Joseph L. Mankiewicz costruisce per il film una sceneggiatura briosa e una meravigliosa architettura narrativa, per cui i narratori si scambiano continuamente i ruoli, andando a interferire nel complesso sistema dei rapporti tra i personaggi. Da grande estimatore del teatro, il regista ne critica il lato eccentrico e perverso: mettendo in secondo piano la componente visiva e curando maggiormente l’orchestrazione delle interpretazioni, Mankiewicz dà vita a dialoghi brillanti e mai banali, e a battute memorabili, quali: “Dovunque c’è della magia, dell’illusione e un pubblico, lì c’è teatro”, “Allacciatevi le cinture. Questa notte ci saranno dei vuoti d’aria”.
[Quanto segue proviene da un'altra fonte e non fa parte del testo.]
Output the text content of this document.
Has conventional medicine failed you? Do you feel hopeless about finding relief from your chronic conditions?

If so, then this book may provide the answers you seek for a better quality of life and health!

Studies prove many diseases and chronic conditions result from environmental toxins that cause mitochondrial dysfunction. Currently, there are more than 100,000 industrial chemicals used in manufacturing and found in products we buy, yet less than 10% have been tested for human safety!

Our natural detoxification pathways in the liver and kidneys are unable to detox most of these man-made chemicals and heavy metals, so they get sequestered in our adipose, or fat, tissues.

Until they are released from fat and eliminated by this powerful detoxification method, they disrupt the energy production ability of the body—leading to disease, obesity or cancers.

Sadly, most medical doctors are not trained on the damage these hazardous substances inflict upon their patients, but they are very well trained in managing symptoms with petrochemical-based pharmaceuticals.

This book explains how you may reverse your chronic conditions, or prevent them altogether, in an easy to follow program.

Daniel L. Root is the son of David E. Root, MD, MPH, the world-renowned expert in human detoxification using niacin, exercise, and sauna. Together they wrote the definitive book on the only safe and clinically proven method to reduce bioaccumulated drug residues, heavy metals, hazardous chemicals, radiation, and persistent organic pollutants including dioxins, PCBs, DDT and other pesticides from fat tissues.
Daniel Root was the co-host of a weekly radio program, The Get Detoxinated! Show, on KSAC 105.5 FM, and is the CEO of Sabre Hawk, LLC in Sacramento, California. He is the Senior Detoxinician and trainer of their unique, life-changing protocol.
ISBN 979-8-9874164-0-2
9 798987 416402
L’interpretazione di Bette Davis nel ruolo della matura diva delle scene Margo Channing è sensazionale: l’attrice, con i capelli sciolti sulle spalle e uno stile appropriatamente colorito, riesce a dominare tutte le scene in cui è protagonista. La Davis mette in atto una recitazione volutamente sopra le righe e “barocca” per esprimere il disagio del suo personaggio, una star sul viale del tramonto disposta a rappresentare ruoli che sa inadeguati per paura di perdere lo scettro di regina del palcoscenico e l’amore del pubblico (e del fidanzato-regista Bill). Questo disagio viene sottolineato in varie scene (quando, per esempio, in preda alla gelosia, fa suonare senza sosta al pianista il Lieberstraum di Lizst), ma la sua umanità e verità rendono Margo il personaggio più emozionante del film, quello che genera simpatia nello spettatore. Magistrale anche Anne Baxter (Oscar nel 1946 per Il filo del rasoio), sottile nell’impersonare la falsa e ambiziosa Eva, una personalità infantile ma anche intrigante, un’entità che per avere troppe facce disponibili, finisce per non averne nessuna.

Nominato a ben 14 candidature all’Oscar, il numero più alto della storia del cinema fino al 1997 (anno di uscita di Titanic), e vincitore di 6 statuette nel 1951 (tra cui Miglior film e Miglior Regia), Eva contro eva è uno dei più grandi ed accattivanti classici americani, da ricordare anche per aver lanciato sul grande schermo una giovane e futura star Marilyn Monroe.